Japan Geoscience Union Meeting 2019

Presentation information

[E] Oral

A (Atmospheric and Hydrospheric Sciences ) » A-OS Ocean Sciences & Ocean Environment

[A-OS07] Climate variability and predictability on subseasonal to decadal timescales

Thu. May 30, 2019 1:45 PM - 3:15 PM 105 (1F)

convener:Takashi Mochizuki(Japan Agency for Marine-Earth Science and Technology), V Ramaswamy(NOAA GFDL), Doug Smith(Met Office), Yushi Morioka(Japan Agency for Marine-Earth Science and Technology), Chairperson:V Ramaswamy(NOAA GFDL), Takashi Mochizuki(Japan Agency for Marine-Earth Science and Technology)

1:45 PM - 2:00 PM

[AOS07-01] Seasonal Predictions of Tropical Cyclones in 2018 using GFDL and NICAM High-Resolution Global Models

★Invited Papers

*Hiroyuki Murakami1,2, Masuo Nakano3, V Ramaswamy1, Thomas Delworth1, Sarah Kapnick1, Rich Gudgel1, Takashi Mochizuki3, Takeshi Doi3, Yushi Morioka3 (1.Geophysical Fluid Dynamics Laboratory, 2.University Corporation for Atmospheric Research, 3.JAMSTEC)

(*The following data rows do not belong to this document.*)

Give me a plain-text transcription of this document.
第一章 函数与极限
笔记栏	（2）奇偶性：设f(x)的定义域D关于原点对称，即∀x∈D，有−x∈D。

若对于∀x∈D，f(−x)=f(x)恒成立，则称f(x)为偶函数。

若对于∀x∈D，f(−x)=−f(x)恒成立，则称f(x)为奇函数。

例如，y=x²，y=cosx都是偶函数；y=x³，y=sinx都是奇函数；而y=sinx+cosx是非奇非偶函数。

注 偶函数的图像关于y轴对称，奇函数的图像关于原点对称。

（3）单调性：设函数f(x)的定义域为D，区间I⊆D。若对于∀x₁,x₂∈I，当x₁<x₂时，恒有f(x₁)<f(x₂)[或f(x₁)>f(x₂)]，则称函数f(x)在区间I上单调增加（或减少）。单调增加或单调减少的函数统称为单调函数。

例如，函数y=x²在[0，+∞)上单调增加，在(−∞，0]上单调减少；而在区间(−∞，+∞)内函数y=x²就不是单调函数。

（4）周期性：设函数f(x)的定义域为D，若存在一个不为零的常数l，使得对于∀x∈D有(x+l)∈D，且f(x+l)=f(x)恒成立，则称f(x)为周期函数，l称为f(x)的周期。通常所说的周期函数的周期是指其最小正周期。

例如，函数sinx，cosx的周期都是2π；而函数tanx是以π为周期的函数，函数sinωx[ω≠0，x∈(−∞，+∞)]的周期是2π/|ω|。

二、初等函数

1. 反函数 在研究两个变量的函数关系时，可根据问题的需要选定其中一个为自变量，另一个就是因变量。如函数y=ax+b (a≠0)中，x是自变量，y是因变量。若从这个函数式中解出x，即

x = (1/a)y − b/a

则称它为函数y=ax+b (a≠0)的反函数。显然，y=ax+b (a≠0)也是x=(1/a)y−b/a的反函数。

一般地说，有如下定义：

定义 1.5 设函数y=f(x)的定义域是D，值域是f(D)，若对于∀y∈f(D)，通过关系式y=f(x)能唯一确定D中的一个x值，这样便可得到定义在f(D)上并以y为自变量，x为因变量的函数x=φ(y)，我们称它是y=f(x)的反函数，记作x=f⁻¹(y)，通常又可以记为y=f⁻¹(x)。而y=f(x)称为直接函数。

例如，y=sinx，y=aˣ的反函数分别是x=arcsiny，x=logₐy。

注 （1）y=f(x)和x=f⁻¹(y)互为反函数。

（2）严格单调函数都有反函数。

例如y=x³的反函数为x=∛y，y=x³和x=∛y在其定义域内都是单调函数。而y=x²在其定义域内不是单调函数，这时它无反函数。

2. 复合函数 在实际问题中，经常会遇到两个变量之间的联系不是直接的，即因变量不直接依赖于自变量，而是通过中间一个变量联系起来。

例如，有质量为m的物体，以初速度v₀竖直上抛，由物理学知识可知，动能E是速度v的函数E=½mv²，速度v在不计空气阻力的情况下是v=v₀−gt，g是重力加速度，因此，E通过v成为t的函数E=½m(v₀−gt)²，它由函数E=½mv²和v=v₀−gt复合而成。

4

Keywords:Tropical Cyclone, Seasonal Prediction, Pacific Meridional Mode, Anthropogenic Forcing, Typhoon, Global Warming

We conduct real-time seasonal forecast using high-resolution global models (GFDL-FLOR, GFDL-HiFLOR, and NICAM) that have skill in predicting tropical cyclone statistics over the global ocean basins. The seasonal predictions starting from 2018 July initial conditions show above normal frequency of tropical cyclones in the Western North Pacific and Central Pacific Oceans as observed. To understand physical mechanisms behind the active storm season in the Pacific, we conducted idealized seasonal forecasts by changing sea surface temperature spatial patterns, which is so called "real-time attribution" simulations. We find out that warmer subtropical Pacific associated with positive Pacific Meridional Mode (PMM), rather than central Pacific El Nino, was responsible for the active storm season. In the presentation, we will also show preliminary results for impact of anthropogenic forcing on the 2018 active storm season.